One of the principal physical forces affecting molecular structures and the interactions between molecules is electrostatics. When covalent bonds between atoms are formed to create molecules, the electrons shared in the bonds are usually shared unequally. Atoms with less electron density than in their uncombined states take on partial positive charges. Atoms with an excess of electrons become partially negative. Attractions and repulsions among charged atoms cause them to arrange themselves into geometrical structures that maximize the forces of attraction and minimize the forces of repulsion. The structure of molecules and their behaviors are intimately related. In the case of the large biological molecules (proteins, nucleic acids, carbohydrates, and lipids), their functions in the support of living systems are directly related to their structures. Predicting molecular structures and properties computationally is a standard way of interpreting behaviors since computations reveal details that experiments cannot disclose.
The 15 papers in this book were presented in the international meeting on Computational Electrostatics for Biological Applications held in Italy in 2013. The editors identify two main topics of the conference as the solution of the Poisson-Boltzmann equation and geometric approaches to the creation of the molecular surfaces. The scope of the conference is wider, as shown by the papers selected. The Poisson-Boltzmann equation is a theoretical approach for representing the distribution of charge in a continuum model of the solvent.
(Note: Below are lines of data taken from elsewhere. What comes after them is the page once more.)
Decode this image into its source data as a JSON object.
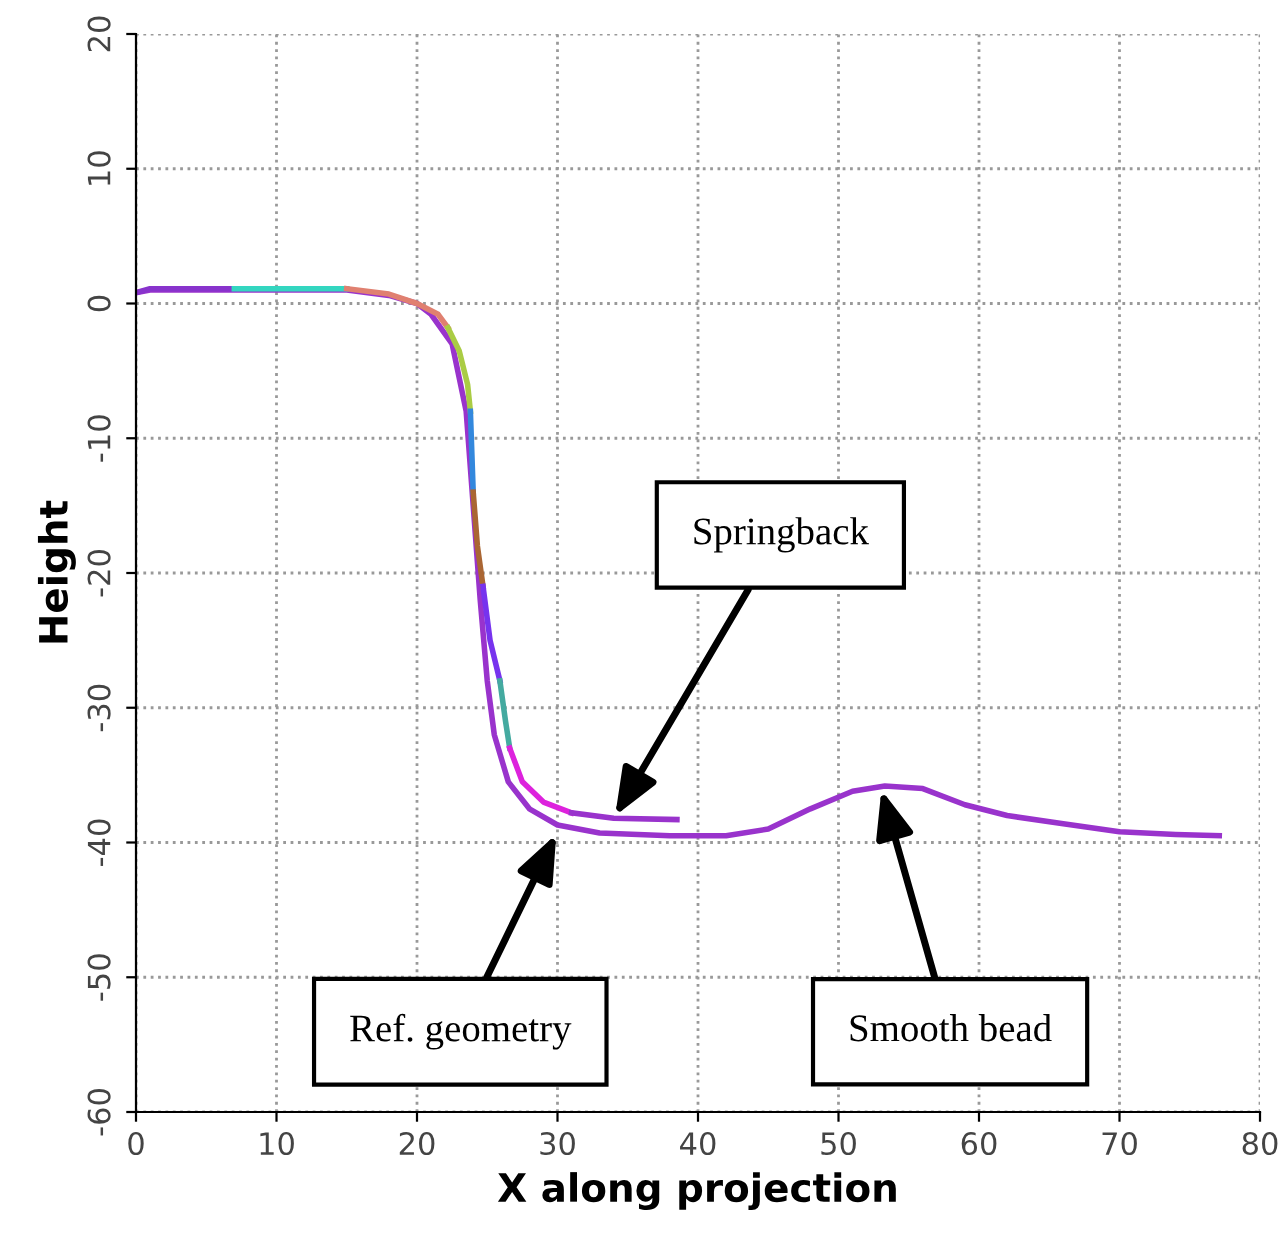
{
  "chart_data": {
    "type": "line",
    "xlabel": "X along projection",
    "ylabel": "Height",
    "xlim": [
      0,
      80
    ],
    "ylim": [
      -60,
      20
    ],
    "xticks": [
      0,
      10,
      20,
      30,
      40,
      50,
      60,
      70,
      80
    ],
    "yticks": [
      -60,
      -50,
      -40,
      -30,
      -20,
      -10,
      0,
      10,
      20
    ],
    "grid": true,
    "legend": false,
    "marker": "none",
    "line_style": "solid",
    "series": [
      {
        "color": "#9933cc",
        "x": [
          0,
          1,
          5,
          10,
          15,
          18,
          20,
          21,
          22.5,
          23.5,
          24,
          24.5,
          25,
          25.5,
          26.5,
          28,
          30,
          33,
          38,
          42,
          45,
          48,
          51,
          53.3,
          56,
          59,
          62,
          66,
          70,
          74,
          77.1
        ],
        "values": [
          0.8,
          1,
          1,
          1,
          1,
          0.6,
          0,
          -0.8,
          -3,
          -8,
          -15,
          -22,
          -28,
          -32,
          -35.5,
          -37.5,
          -38.7,
          -39.3,
          -39.5,
          -39.5,
          -39,
          -37.5,
          -36.2,
          -35.8,
          -36,
          -37.2,
          -38,
          -38.6,
          -39.2,
          -39.4,
          -39.5
        ]
      },
      {
        "color": "#8833cc",
        "x": [
          0,
          1,
          4,
          7
        ],
        "values": [
          0.8,
          1.1,
          1.1,
          1.1
        ]
      },
      {
        "color": "#33d6c0",
        "x": [
          7,
          11,
          15
        ],
        "values": [
          1.1,
          1.1,
          1.1
        ]
      },
      {
        "color": "#e08070",
        "x": [
          15,
          18,
          20,
          21.5,
          22.2
        ],
        "values": [
          1.1,
          0.7,
          0,
          -0.8,
          -1.8
        ]
      },
      {
        "color": "#aacc44",
        "x": [
          22.2,
          23,
          23.6,
          23.8
        ],
        "values": [
          -1.8,
          -3.5,
          -6,
          -8
        ]
      },
      {
        "color": "#3388dd",
        "x": [
          23.8,
          23.9,
          24
        ],
        "values": [
          -8,
          -11,
          -14
        ]
      },
      {
        "color": "#aa6633",
        "x": [
          24,
          24.3,
          24.7
        ],
        "values": [
          -14,
          -18,
          -21
        ]
      },
      {
        "color": "#7733ee",
        "x": [
          24.7,
          25.2,
          25.9
        ],
        "values": [
          -21,
          -25,
          -28
        ]
      },
      {
        "color": "#44aaa0",
        "x": [
          25.9,
          26.3,
          26.6
        ],
        "values": [
          -28,
          -31,
          -33
        ]
      },
      {
        "color": "#dd22dd",
        "x": [
          26.6,
          27.5,
          29,
          31
        ],
        "values": [
          -33,
          -35.5,
          -37,
          -37.8
        ]
      },
      {
        "color": "#9933cc",
        "x": [
          31,
          34,
          38.5
        ],
        "values": [
          -37.8,
          -38.2,
          -38.3
        ]
      }
    ],
    "annotations": [
      {
        "text": "Springback",
        "x": 34,
        "y": -38.2
      },
      {
        "text": "Ref. geometry",
        "x": 30,
        "y": -39.2
      },
      {
        "text": "Smooth bead",
        "x": 53,
        "y": -35.9
      }
    ]
  }
}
The solvent is represented as a continuum instead of as a collection of the discrete molecules in order to keep the computation manageable and to focus attention on the molecule of interest. The continuum model is based on the physical approximation that the discrete behavior of individual molecules is less important than the properties of the solvent in an averaged sense in the presence of the field generated by the partial positive and negative charges borne by its constituent atoms of the solute.
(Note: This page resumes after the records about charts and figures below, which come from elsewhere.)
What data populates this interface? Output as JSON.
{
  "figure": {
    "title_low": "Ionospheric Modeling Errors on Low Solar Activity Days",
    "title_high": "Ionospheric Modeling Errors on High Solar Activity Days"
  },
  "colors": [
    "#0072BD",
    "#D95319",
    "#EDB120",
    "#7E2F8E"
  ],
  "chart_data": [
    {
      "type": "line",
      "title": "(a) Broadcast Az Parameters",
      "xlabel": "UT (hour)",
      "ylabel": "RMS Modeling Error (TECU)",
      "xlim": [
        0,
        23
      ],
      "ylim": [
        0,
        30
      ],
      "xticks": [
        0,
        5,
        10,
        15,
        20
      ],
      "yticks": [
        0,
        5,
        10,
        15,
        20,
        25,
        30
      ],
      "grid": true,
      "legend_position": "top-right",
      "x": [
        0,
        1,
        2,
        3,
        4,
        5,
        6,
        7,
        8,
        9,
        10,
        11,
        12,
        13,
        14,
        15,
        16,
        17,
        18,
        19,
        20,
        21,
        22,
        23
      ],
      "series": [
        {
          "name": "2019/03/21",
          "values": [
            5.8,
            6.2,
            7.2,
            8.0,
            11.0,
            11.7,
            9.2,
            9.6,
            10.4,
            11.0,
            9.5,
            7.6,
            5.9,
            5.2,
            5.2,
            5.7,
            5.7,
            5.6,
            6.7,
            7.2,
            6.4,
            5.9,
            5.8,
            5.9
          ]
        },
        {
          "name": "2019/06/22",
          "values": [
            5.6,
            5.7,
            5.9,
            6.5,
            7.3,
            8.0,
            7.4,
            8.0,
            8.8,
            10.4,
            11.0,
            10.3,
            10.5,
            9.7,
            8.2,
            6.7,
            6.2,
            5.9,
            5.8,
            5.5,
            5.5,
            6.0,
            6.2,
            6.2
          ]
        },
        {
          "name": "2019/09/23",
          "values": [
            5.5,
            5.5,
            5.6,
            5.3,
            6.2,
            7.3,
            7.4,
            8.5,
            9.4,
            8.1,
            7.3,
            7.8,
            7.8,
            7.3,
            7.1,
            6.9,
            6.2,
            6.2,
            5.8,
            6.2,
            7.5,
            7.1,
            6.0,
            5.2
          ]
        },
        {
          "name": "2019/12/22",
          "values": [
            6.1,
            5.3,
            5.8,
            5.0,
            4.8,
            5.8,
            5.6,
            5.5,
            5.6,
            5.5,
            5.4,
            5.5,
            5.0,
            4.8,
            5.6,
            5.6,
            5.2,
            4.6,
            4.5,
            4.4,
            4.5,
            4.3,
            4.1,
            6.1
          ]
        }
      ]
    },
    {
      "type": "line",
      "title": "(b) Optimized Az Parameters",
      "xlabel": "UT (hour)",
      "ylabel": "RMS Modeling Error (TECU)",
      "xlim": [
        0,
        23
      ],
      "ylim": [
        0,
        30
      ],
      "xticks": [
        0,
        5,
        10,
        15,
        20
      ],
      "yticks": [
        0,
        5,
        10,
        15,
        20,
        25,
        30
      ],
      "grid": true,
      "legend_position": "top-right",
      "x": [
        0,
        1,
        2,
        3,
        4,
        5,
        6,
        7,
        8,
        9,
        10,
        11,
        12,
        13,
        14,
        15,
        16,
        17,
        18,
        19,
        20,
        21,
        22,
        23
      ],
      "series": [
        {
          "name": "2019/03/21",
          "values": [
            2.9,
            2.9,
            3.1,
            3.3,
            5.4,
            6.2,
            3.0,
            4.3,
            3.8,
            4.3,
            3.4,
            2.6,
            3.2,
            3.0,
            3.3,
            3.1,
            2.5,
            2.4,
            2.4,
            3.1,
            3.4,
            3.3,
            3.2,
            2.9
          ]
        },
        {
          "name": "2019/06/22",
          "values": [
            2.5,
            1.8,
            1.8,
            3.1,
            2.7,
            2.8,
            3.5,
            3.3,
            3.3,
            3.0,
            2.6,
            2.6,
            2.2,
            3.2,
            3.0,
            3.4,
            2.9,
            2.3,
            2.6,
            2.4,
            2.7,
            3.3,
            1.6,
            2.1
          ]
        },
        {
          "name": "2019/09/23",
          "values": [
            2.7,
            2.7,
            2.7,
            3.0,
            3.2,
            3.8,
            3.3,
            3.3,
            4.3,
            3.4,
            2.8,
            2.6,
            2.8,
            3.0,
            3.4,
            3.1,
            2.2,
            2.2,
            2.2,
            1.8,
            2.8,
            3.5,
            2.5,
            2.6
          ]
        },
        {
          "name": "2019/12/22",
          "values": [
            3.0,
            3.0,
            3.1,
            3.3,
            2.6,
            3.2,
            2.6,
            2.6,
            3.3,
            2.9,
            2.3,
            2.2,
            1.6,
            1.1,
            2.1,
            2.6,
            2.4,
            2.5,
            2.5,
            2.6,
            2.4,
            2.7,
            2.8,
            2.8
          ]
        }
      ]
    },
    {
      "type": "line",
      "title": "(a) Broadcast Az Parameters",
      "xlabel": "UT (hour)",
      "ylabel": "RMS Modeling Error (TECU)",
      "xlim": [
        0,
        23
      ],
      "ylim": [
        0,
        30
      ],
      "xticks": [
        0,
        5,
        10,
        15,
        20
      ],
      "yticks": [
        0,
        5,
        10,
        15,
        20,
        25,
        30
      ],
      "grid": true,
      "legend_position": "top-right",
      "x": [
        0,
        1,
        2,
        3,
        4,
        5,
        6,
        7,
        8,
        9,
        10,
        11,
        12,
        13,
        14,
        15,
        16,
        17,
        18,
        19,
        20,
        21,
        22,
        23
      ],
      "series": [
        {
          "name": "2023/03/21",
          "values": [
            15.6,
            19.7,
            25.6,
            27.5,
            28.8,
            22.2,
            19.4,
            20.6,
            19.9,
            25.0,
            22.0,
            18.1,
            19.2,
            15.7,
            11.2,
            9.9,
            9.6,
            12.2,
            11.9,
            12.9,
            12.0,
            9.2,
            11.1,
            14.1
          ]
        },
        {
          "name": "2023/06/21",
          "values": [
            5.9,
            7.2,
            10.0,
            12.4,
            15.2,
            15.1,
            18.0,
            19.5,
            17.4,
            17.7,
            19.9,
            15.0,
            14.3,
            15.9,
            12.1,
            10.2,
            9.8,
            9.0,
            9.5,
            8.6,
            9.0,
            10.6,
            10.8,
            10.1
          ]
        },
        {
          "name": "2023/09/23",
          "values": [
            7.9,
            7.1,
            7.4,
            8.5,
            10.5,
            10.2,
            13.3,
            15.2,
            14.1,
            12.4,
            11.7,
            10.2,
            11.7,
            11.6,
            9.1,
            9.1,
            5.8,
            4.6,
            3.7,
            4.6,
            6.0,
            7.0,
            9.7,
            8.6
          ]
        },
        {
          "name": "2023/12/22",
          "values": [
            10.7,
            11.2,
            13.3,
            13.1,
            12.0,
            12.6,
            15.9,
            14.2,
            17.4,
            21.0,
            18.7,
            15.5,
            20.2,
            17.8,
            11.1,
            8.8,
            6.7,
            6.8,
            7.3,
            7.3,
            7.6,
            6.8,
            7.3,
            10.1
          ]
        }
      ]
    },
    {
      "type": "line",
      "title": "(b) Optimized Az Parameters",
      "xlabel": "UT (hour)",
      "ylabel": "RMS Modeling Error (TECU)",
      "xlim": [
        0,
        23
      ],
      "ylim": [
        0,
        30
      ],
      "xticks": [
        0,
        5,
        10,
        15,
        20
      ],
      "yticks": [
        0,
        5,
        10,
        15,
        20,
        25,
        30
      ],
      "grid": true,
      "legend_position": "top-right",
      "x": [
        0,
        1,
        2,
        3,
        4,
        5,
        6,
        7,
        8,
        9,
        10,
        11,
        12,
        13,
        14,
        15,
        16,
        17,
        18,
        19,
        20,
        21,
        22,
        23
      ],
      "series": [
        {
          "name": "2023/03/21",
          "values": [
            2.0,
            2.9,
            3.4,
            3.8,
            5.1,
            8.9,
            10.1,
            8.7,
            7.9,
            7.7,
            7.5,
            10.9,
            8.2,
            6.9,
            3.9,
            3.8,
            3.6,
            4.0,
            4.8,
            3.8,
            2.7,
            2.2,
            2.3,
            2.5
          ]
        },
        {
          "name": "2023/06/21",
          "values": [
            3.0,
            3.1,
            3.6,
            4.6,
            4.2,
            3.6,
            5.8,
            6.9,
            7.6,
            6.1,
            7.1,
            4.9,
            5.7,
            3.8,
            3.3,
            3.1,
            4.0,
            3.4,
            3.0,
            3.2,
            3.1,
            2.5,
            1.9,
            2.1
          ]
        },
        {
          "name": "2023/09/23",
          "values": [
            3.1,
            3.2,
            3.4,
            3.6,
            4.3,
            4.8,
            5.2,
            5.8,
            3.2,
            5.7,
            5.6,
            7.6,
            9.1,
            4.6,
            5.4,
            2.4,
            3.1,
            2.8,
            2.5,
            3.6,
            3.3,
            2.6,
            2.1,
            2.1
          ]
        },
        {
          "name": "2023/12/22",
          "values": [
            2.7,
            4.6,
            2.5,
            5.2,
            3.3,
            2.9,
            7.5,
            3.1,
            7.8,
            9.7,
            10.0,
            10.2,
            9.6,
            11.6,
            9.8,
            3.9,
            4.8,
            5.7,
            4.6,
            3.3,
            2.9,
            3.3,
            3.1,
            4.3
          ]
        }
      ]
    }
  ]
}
The geometrical problem of the molecular surfaces has a built-in uncertainty in how the molecule’s surface is defined. The sizes of atoms in a box of plastic models are usually based on van der Waals atomic radii. These are not the only possible values. Depending on various physical properties, other size parameters may be selected and justified. When the atoms are combined to form molecules, the surfaces are not smooth but are lumpy. Not every region of a molecule may be accessible to the solvent since the solvent really consists of molecules of definite shapes and sizes that may not fit into crevices and cavities in the solute molecule. The geometrical modeling of the molecular surface affects also the partitioning of the near portion of the continuum solvent by requiring a dense partition of layers of solvent close to the solute using a grid model with larger grid partitions further away from the solute as the modification of the solvent properties closer to the solute makes the transition to bulk properties. At the surface of the solute, there is an abrupt transition between the solute and the solvent, a discontinuity that must be grappled with. To further complicate the calculation, the grid generated in the solvent must move and adapt following the motions of the atoms in the molecules as they twist and turn in molecular mechanics calculations.
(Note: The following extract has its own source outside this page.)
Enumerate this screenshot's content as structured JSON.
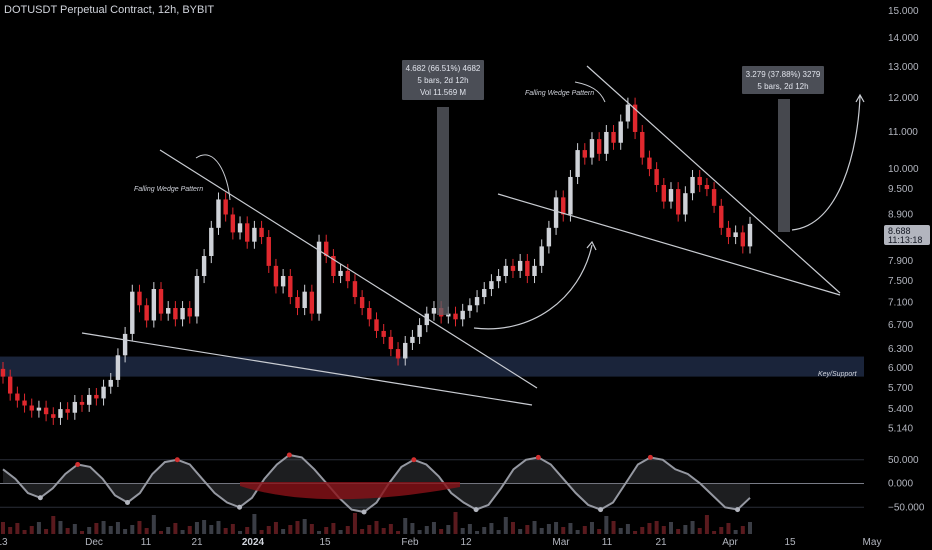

The first paper is an overview of electrostatics models for biological molecules. The second through seventh papers form a cluster of papers that primarily review the solution of the Poisson-Boltzmann equation, with the exception of two papers whose topics are the alternative models of density functional theory and generalized Born forces. The eighth through eleventh papers emphasize the geometrical representation of the molecular surfaces. The description and use of different software packages characterize these papers. The software systems described are open-source, and the URLs of the websites of the underlying packages and tools are given. The final four papers describe applications to biological systems. Three of the four papers look at proteins and one at a carbohydrate, cyclodextrin.
The authors of the papers in this book do not shy away from the underlying uncertainties in model choice, software implementation, and geometry and surface description. They are aware of the sensitivity of results to the choices made in designing calculations and the difficulty in making firm connections between causes and effects in the results obtained. Their approach is self-critical and cautious.